The problem here seemed not to be a lack of an international treaty. Sebastian spoke of several principles governing nationality that treaties, such as the Convention on the Rights of the Child and the Convention to Protect the Rights of All Migrant Workers and their Families, enshrined and further expanded upon.
That said, he noted that states are often particularly reluctant to acknowledge limitations on rights to determine nationality. Like Jacqueline, Sebastian thought that more strategic litigation, expert consultation, and Human Rights Council resolutions might be a good way to strengthen existing norms and foster their implementation.
► The final speaker was David Martin.
The Warner-Booker Distinguished Professor of International Law at the University of Virginia School of Law, David served as deputy general counsel for the Department of Homeland Security from 2009-2011. He concluded the presentations with a more skeptical eye toward the integration of management and human rights approaches.

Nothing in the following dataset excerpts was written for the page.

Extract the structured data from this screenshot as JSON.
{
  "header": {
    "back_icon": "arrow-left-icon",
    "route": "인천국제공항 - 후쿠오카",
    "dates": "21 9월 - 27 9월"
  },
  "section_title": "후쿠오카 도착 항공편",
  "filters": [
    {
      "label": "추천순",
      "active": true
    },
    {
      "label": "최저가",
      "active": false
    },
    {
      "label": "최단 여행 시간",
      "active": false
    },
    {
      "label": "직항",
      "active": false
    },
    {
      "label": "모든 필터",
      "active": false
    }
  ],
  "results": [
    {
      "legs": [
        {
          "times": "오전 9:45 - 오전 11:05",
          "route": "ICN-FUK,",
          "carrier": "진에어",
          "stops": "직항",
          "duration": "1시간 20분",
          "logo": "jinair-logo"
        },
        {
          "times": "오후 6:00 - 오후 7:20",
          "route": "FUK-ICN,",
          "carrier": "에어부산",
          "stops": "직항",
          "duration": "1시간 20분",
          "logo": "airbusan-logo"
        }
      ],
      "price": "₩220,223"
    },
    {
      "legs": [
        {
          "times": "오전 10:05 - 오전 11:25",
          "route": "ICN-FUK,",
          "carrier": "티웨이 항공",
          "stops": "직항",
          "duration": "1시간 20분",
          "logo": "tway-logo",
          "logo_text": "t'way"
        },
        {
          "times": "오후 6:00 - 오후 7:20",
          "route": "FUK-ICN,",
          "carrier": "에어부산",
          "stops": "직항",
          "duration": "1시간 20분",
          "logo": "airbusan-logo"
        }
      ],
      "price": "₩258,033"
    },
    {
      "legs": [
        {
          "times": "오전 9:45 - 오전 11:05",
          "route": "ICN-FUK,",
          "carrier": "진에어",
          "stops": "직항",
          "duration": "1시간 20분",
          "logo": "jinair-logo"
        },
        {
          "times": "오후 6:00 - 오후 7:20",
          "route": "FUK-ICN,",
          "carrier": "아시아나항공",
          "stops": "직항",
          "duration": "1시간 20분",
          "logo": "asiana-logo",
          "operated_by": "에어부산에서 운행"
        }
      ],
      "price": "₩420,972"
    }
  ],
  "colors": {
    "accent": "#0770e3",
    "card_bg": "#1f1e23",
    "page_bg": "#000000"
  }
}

David suggested that early migration treaties balanced a state’s legitimate security and fraud concerns with the protection of an individual’s human rights. While those treaties may not have been sufficiently protective, David voiced worry that too many want to let human rights overwhelm other objectives of international migration law.
David discussed a number of cases that embodied his worry that courts were expanding the content of human rights and placing greater obligations on states. He concluded with the provocative observation that such an approach might be complicating anti-piracy efforts, and may encourage the shooting rather than capture of pirates, because of concerns they could not be returned to their home countries.